Muchas gracias desde ya a todos.

Saludos.


----------



## electroaficionado (Feb 21, 2009)

Al parecer algo que ver la tension de linea tiene.

Hoy anda bien y en el enchufe mido 219V.

Es normal que le afecte tanto la variación aun después de un estabilizador?


----------



## kaptainbetus (Abr 14, 2015)

Estimado, del manual de servicio del monitor LG T730SH, copio y pego la siguiente especificación:
"  3. POWER SUPPLY
3-1. Power Range
AC 100-240V~ 50/60Hz, 1.0A "

Me exime de mayores comentarios, ningun equipo "moderno" con fuentes switching necesitan de estabilizador externo!!!! salvo pocas excepciones de algunas fuentes de PC que NO arrancaban con 170VAC, pero las mismas solian traer el selector de 110-220, hoy en dia en adaptadores de notebook, impresoras de chorro, y la mayoria de monitores, vienen con la especificacion AC 100-240Vac o similar, siempre lo mejor es recurrir al manual en cada caso.

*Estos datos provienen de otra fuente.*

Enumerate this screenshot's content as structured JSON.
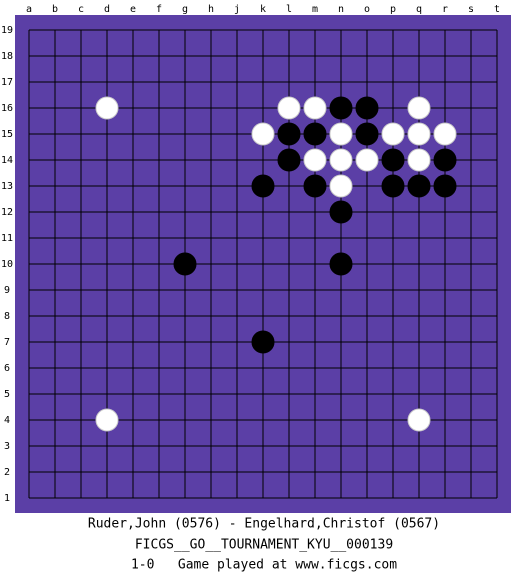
{
  "board": {
    "columns": [
      "a",
      "b",
      "c",
      "d",
      "e",
      "f",
      "g",
      "h",
      "j",
      "k",
      "l",
      "m",
      "n",
      "o",
      "p",
      "q",
      "r",
      "s",
      "t"
    ],
    "rows": [
      19,
      18,
      17,
      16,
      15,
      14,
      13,
      12,
      11,
      10,
      9,
      8,
      7,
      6,
      5,
      4,
      3,
      2,
      1
    ],
    "board_color": "#5b3fa6",
    "stones": [
      {
        "col": "d",
        "row": 16,
        "color": "white"
      },
      {
        "col": "l",
        "row": 16,
        "color": "white"
      },
      {
        "col": "m",
        "row": 16,
        "color": "white"
      },
      {
        "col": "n",
        "row": 16,
        "color": "black"
      },
      {
        "col": "o",
        "row": 16,
        "color": "black"
      },
      {
        "col": "q",
        "row": 16,
        "color": "white"
      },
      {
        "col": "k",
        "row": 15,
        "color": "white"
      },
      {
        "col": "l",
        "row": 15,
        "color": "black"
      },
      {
        "col": "m",
        "row": 15,
        "color": "black"
      },
      {
        "col": "n",
        "row": 15,
        "color": "white"
      },
      {
        "col": "o",
        "row": 15,
        "color": "black"
      },
      {
        "col": "p",
        "row": 15,
        "color": "white"
      },
      {
        "col": "q",
        "row": 15,
        "color": "white"
      },
      {
        "col": "r",
        "row": 15,
        "color": "white"
      },
      {
        "col": "l",
        "row": 14,
        "color": "black"
      },
      {
        "col": "m",
        "row": 14,
        "color": "white"
      },
      {
        "col": "n",
        "row": 14,
        "color": "white"
      },
      {
        "col": "o",
        "row": 14,
        "color": "white"
      },
      {
        "col": "p",
        "row": 14,
        "color": "black"
      },
      {
        "col": "q",
        "row": 14,
        "color": "white"
      },
      {
        "col": "r",
        "row": 14,
        "color": "black"
      },
      {
        "col": "k",
        "row": 13,
        "color": "black"
      },
      {
        "col": "m",
        "row": 13,
        "color": "black"
      },
      {
        "col": "n",
        "row": 13,
        "color": "white"
      },
      {
        "col": "p",
        "row": 13,
        "color": "black"
      },
      {
        "col": "q",
        "row": 13,
        "color": "black"
      },
      {
        "col": "r",
        "row": 13,
        "color": "black"
      },
      {
        "col": "n",
        "row": 12,
        "color": "black"
      },
      {
        "col": "g",
        "row": 10,
        "color": "black"
      },
      {
        "col": "n",
        "row": 10,
        "color": "black"
      },
      {
        "col": "k",
        "row": 7,
        "color": "black"
      },
      {
        "col": "d",
        "row": 4,
        "color": "white"
      },
      {
        "col": "q",
        "row": 4,
        "color": "white"
      }
    ]
  },
  "footer": {
    "players": "Ruder,John (0576) - Engelhard,Christof (0567)",
    "event": "FICGS__GO__TOURNAMENT_KYU__000139",
    "result": "1-0   Game played at www.ficgs.com"
  }
}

el manual completo lo pueden bajar de ww.eserviceinfo.com , son 5 partes en formato rar, busquen chassis CA136


----------



## josco (Abr 15, 2015)

lo que te dice kaiptainbetus es correcto. estos monitores modernos tienen fuentes conmutadas muy eficientes en realidad si baja o sube el voltaje uno ni se da cuenta. si notas que al variar el voltaje de la linea le ves cambios hay que revisar que problema tiene la fuente. empieza por el filtro de la entrada.


----------